A dashboard's load time is the sum of its sheets' queries plus the layout work, so the design choices matter as much as the data:

- **Fewer sheets.** Every worksheet is its own query. Six focused sheets beat fourteen, and a dashboard that opens fast gets used.

- **Use a fixed dashboard size** rather than "Automatic" where you can — it lets Tableau cache layouts and avoids recomputing on every resize.

- **Prefer dashboard actions over a wall of quick filters.** Filter and highlight actions (and the newer set and parameter actions) are interactive and cheaper than many high-cardinality quick filters re-querying for relevant values.

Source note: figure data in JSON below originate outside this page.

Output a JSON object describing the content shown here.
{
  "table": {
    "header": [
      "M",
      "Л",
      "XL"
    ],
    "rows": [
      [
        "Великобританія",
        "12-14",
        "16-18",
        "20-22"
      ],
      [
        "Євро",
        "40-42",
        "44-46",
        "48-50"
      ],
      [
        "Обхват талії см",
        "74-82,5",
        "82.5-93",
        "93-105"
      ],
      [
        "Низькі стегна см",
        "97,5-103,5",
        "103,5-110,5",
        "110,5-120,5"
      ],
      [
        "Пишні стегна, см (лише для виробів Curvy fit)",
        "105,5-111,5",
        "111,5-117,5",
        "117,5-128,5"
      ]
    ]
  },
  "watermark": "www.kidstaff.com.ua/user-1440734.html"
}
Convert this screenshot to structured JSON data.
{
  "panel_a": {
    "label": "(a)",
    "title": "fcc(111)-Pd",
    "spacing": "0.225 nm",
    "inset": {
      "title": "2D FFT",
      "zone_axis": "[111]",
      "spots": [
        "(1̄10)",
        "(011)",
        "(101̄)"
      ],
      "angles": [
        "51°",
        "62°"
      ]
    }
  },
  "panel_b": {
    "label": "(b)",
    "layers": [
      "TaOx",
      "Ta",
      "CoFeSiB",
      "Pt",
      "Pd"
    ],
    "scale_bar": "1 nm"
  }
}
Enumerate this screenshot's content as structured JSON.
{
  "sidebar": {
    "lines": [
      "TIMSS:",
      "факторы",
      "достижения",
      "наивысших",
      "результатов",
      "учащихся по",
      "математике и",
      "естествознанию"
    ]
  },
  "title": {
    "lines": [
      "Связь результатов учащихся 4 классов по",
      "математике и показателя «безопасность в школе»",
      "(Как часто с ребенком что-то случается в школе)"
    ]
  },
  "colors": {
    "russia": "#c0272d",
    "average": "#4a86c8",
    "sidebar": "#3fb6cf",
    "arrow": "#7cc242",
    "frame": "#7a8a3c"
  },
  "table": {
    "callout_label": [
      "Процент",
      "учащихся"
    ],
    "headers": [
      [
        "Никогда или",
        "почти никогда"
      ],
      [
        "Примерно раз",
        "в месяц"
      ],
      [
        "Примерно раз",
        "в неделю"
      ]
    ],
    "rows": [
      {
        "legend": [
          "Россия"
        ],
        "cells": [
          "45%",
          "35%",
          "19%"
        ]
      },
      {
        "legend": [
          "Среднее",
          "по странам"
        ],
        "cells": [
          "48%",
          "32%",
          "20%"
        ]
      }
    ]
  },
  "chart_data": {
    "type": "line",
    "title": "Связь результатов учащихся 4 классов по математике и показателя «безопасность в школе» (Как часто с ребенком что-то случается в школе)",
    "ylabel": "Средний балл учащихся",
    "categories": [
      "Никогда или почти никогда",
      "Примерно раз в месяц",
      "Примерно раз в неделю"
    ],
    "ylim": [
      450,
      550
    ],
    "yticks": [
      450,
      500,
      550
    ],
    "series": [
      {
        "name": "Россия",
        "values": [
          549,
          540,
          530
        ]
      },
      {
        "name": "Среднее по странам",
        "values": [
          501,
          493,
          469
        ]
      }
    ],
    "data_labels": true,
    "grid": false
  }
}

- **Design for the device.** Use the Device Designer to give phone and tablet layouts fewer, simpler sheets rather than shrinking the desktop view.

## What to carry away

Fast Tableau isn't a bag of tricks — it's two questions asked relentlessly: *is this query as cheap as it can be, and is this view drawing as few marks as it can?* Default to a **Hyper extract** and make it lean (aggregate, filter, hide fields); diagnose with the **Performance Recorder** before tuning; cut **marks** and worksheets to fix rendering; push calculations into the query and treat **table calculations** over large result sets as a smell; shape the source as a clean **star schema** with joins, blending only across truly separate sources, and watch for fan-out.

Do those, and Tableau delivers what it's good at: dashboards people actually open. For the engine-level reasoning behind all of it — VizQL, Hyper, and why marks dominate — start with the [Tableau internals](tableau-internals) piece.